Editor's note: Erika D. Peterman is a Florida-based writer and editor, and the co-creator of the comics blog Girls-Gone-Geek.com.
Ask someone unfamiliar with comic books to name three superheroes, and chances are that they’ll mention Superman, Batman and Wonder Woman — arguably the most iconic representatives of the capes genre. Until very recently, it was far less likely that the average person would have cited or even considered Green Lantern.
So it would stand to reason that Wonder Woman, who has been a major part of the DC Universe since 1941, would get the big-screen treatment long before a second-tier character that only recently entered the general public consciousness. Yet, Hal Jordan made it to Hollywood first and already has a sequel in the works. Amazon Princess Diana can’t even get a live-action TV show off the ground.
It’s bad enough that Wonder Woman has consistently received second-class-citizen treatment compared to her alleged equals. The Man of Steel and the Dark Knight have had several major motion pictures across several generations, with more on the way. Wonder Woman’s last big moment outside of comics was when Lynda Carter donned the costume in the ’70s. Not to harp on Green Lantern, who is perfectly OK, but it’s ludicrous that he’s the star of a franchise while there’s still no Wonder Woman film in sight.
Whether on message boards or in conversations with other comic book readers, we’ve heard several theories about why this project hasn’t happened, despite some well-documented attempts to make it so. Out of sheer frustration, we’re going to address them, as well as other things that could be behind the foot-dragging.

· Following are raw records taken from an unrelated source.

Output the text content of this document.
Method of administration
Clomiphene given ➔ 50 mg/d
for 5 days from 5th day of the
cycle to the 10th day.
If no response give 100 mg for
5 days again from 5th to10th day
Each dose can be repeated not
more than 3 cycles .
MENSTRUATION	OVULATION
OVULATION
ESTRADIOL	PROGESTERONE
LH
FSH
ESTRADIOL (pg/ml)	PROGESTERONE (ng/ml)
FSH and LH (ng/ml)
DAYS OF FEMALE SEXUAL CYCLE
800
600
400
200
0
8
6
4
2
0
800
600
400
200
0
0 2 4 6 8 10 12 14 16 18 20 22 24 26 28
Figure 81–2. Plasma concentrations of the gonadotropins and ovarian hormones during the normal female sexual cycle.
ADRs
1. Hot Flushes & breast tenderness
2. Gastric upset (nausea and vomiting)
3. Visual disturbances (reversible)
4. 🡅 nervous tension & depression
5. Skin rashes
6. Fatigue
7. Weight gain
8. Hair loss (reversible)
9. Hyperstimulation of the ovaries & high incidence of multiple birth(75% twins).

More than once, I’ve seen Wonder Woman referred to as a boring character who doesn’t have enough good story material to draw upon. Not true. Several authors, notably George Perez, Greg Rucka and Gail Simone, have created compelling stories based on Diana’s Greek mythology-based origin. She’s been presented as an innocent newcomer to Man’s World, a misunderstood, peace-loving warrior (an interesting contradiction) and a hero adrift after forsaking her own gods. Her comic book history has been uneven, but it’s hard to believe that no one can come up with a winning script from decades of storytelling.
Even in 2011, some consider a big-budget action movie with a female lead to be a risky proposition. But if people won’t pay 10 bucks to see one, why is a Tomb Raider reboot in the works? A film about an iconic superheroine with awe-inspiring powers is hardly a tough sell. If the script and the buzz are good enough, it’s a safe bet that people will line up. Imagine the bullets ricocheting off of her bracelets in 3-D!
Granted, Wonder Woman has large boots to fill. She’s a regal, statuesque princess with goddess-given beauty. But if a studio can find someone to play an idealized character like Twilight’s Edward Cullen — or Superman, for that matter — surely there is a dazzling unknown with the right look and the acting chops to play Wonder Woman. Catherine Zeta-Jones would have been perfect 15 years ago, and she’d still be wonderful as Diana’s ageless mother, Queen Hippolyta. The point is, she’s out there if a studio is willing to look.
Wonder Woman’s famous wardrobe change from star-spangled briefs to dark pants earlier this year was a nod to modernity and practicality. Though we liked the briefs, going with pants might be one way to address the concern about her outfit being dated or looking campy. Bright, primary-colored costumes are tricky to adapt for the screen because they have to be instantly recognizable without coming off as silly. However, it’s probably easier for an actress to get away with wearing a patriotic bathing suit if she has the right presence. Even today, Christopher Reeve looks commanding in a late 1970s interpretation of Superman’s costume. Why? Because he was so utterly perfect for the role.
The 2009 direct-to-DVD, animated Wonder Woman movie was very well done, but it’s just not the same — especially when so many other superheroes are starring in cartoon movies and TV shows, and live-action films. If you want proof of the demand, just look around the Internet, where her fans have created their own movie posters and consistently expressed a desire to see Diana’s story in theaters. Even Beyonce wants in, saying she’d be happy to wear the tiara.
Summer 2011 yielded a film feast for comic book fans, and next year is shaping up to be even better. But as long as Wonder Woman’s invisible jet is idling on the runway, there will always be something missing.